La voz de Ana María

Hace algunos años, escribí una novela acerca de los años de la Transición en la que adquirían cierta importancia los Novísimos. Cuando di por finalizado el primer borrador, se lo envié, un poco a tientas, a Ana María Moix, que entonces andaba intentando reflotar la marca Bruguera desde el seno de Ediciones B. Me llamó por teléfono unas semanas después y fue muy amable conmigo. Me comentó que le había gustado mucho, me hizo algunas observaciones –ella fue, de algún modo, su primera correctora– y me consta que la defendió e hizo lo posible porque aquellas páginas que yo había pergeñado con apenas veinticinco años acabasen viendo la luz. Hace unos días, escribí que en Barcelona siempre me he sentido excelentemente tratado. Ana María Moix fue, nunca hasta ahora había pensado en ello, la primera interlocutora que tuve en la ciudad.
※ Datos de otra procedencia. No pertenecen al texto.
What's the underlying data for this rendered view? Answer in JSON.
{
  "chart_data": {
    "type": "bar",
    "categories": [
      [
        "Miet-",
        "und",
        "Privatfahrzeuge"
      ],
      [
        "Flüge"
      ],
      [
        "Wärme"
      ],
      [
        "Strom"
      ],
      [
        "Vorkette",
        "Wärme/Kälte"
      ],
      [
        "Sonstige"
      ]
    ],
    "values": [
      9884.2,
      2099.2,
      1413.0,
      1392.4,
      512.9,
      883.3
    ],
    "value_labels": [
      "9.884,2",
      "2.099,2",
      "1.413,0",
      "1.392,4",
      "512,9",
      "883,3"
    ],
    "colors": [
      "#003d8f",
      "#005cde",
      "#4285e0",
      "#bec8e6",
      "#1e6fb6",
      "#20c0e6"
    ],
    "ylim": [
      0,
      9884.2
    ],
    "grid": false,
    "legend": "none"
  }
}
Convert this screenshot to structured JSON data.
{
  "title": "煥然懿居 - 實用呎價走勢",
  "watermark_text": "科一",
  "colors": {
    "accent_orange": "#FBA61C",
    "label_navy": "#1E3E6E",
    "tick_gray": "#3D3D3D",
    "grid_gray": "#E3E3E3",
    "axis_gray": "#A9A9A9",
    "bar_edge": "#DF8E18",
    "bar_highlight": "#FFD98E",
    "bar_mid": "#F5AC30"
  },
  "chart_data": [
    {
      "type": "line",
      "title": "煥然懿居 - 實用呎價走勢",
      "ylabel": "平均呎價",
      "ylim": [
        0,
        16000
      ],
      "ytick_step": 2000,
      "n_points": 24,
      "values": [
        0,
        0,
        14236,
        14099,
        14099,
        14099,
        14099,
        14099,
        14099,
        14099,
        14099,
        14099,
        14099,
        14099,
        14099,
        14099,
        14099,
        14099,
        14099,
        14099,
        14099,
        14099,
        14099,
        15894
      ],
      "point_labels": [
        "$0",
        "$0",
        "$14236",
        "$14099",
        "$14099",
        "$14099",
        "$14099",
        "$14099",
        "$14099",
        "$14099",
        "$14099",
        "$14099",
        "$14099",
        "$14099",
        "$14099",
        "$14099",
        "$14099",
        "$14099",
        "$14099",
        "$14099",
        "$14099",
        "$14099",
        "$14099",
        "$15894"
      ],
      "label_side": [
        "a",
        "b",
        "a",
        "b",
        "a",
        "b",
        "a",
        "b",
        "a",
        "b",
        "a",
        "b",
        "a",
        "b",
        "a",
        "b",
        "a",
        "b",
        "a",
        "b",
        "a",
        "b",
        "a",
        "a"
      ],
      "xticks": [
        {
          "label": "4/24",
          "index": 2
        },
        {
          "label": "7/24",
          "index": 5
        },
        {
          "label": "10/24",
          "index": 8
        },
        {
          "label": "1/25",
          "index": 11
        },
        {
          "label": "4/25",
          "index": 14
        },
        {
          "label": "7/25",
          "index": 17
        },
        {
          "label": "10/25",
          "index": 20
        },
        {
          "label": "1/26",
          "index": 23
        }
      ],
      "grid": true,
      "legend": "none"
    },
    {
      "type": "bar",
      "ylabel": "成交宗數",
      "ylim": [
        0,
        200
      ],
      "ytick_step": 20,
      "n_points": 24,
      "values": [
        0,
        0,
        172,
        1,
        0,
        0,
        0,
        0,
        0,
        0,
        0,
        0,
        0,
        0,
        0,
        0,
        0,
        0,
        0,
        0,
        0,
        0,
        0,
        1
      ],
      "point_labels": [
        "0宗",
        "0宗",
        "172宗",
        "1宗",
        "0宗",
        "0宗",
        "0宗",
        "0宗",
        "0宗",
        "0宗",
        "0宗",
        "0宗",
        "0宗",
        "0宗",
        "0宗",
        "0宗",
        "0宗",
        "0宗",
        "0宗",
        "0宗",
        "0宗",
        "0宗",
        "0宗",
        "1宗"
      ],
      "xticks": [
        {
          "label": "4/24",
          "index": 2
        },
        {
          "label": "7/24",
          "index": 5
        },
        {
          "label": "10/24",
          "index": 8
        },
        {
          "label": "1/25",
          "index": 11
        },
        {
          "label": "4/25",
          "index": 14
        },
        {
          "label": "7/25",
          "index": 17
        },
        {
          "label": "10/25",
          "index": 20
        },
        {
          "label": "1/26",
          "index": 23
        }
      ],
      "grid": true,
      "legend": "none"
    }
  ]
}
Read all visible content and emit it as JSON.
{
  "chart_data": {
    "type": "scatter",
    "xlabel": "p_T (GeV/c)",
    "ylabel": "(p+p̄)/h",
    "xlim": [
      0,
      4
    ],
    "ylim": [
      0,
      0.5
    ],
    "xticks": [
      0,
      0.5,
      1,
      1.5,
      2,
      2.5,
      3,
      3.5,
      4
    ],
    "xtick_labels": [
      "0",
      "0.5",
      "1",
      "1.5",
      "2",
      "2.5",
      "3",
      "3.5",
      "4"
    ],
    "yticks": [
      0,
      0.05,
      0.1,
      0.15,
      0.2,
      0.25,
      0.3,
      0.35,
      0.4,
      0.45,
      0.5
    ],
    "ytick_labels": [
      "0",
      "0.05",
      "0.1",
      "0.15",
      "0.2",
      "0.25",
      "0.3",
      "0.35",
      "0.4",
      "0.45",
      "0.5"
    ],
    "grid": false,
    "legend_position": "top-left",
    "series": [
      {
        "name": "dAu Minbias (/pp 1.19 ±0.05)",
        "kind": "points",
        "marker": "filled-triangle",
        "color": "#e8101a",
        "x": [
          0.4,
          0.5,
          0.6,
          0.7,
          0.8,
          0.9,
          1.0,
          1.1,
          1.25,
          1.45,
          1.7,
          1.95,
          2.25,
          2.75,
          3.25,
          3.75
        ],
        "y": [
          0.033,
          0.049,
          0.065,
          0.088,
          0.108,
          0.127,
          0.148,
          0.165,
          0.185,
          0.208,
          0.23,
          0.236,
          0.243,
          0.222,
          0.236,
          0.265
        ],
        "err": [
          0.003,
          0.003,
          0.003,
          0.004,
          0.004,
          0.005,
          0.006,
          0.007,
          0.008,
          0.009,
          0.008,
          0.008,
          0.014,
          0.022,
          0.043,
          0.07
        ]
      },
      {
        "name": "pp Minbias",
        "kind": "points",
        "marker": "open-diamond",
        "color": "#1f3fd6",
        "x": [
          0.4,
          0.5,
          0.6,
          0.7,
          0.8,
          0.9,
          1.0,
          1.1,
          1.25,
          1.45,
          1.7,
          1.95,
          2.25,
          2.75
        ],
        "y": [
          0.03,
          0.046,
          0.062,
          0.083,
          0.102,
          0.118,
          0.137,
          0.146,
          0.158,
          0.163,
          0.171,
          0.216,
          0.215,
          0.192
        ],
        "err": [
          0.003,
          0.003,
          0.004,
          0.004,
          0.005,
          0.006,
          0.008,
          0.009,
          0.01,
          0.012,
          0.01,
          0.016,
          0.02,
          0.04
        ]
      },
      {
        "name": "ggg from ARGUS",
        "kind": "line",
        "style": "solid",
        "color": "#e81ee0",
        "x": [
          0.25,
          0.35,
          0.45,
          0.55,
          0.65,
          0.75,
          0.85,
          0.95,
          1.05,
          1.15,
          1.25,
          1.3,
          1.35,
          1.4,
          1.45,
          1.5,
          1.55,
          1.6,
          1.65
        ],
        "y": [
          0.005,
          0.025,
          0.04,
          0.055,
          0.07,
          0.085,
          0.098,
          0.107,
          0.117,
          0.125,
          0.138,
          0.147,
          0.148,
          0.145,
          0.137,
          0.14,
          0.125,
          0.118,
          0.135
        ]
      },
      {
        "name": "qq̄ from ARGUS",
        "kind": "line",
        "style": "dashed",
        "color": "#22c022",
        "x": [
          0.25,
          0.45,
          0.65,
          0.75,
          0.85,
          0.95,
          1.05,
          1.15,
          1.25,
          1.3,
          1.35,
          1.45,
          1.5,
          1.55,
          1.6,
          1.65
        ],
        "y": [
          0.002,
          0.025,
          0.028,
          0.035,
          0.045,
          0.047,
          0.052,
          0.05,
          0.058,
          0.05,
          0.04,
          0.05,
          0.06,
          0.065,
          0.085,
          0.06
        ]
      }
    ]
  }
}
Cuando publiqué aquella novela, le envié un ejemplar y ella me telefoneó para agradecerme el detalle y desearme buena suerte. Fue la última vez que hablamos. Nunca llegamos a vernos en persona, en parte porque ella dejó de trabajar en la editorial a la que yo me dirigía para localizarla –no tuve nunca sus señas personales– y en parte porque no me atreví a dar el paso por temor a importunarla. Por eso este fin de semana, cuando supe de su muerte, lo primero que me vino a la cabeza fue su voz. Aquella voz ronca, tan grave, con ese hablar medido y pausado. Su forma de dejar que las palabras fuesen brotando unas detrás de otras como si les costara materializarse, como si dudaran un instante antes de salir del todo de sus labios. Los silencios que sabiamente colocaba antes o después de sus intervenciones, indicando que estaba meditando su respuesta o que ya no tenía nada más que decir al respecto. Recuerdo que, mientras me hablaba, yo la imaginaba fumando un cigarrillo, en su despacho de Bruguera o en su piso del Ensanche, y que me sentía importante por el mero hecho de tener al otro lado del teléfono a alguien que había ocupado un papel tan importante en la literatura española de las postrimerías del siglo pasado. Hay arrepentimientos que surgen cuando uno menos se lo espera, a traición, para torturarle durante un tiempo con su soniquete malévolo y cruel. El que me ocupa a mí estos días me pregunta por qué no intenté localizar nunca a Ana María Moix. Por qué no averigüé su paradero. Por qué no me molesté un poco para intentar conocerla en persona. Por qué no supe ir a verla para darle personalmente las gracias.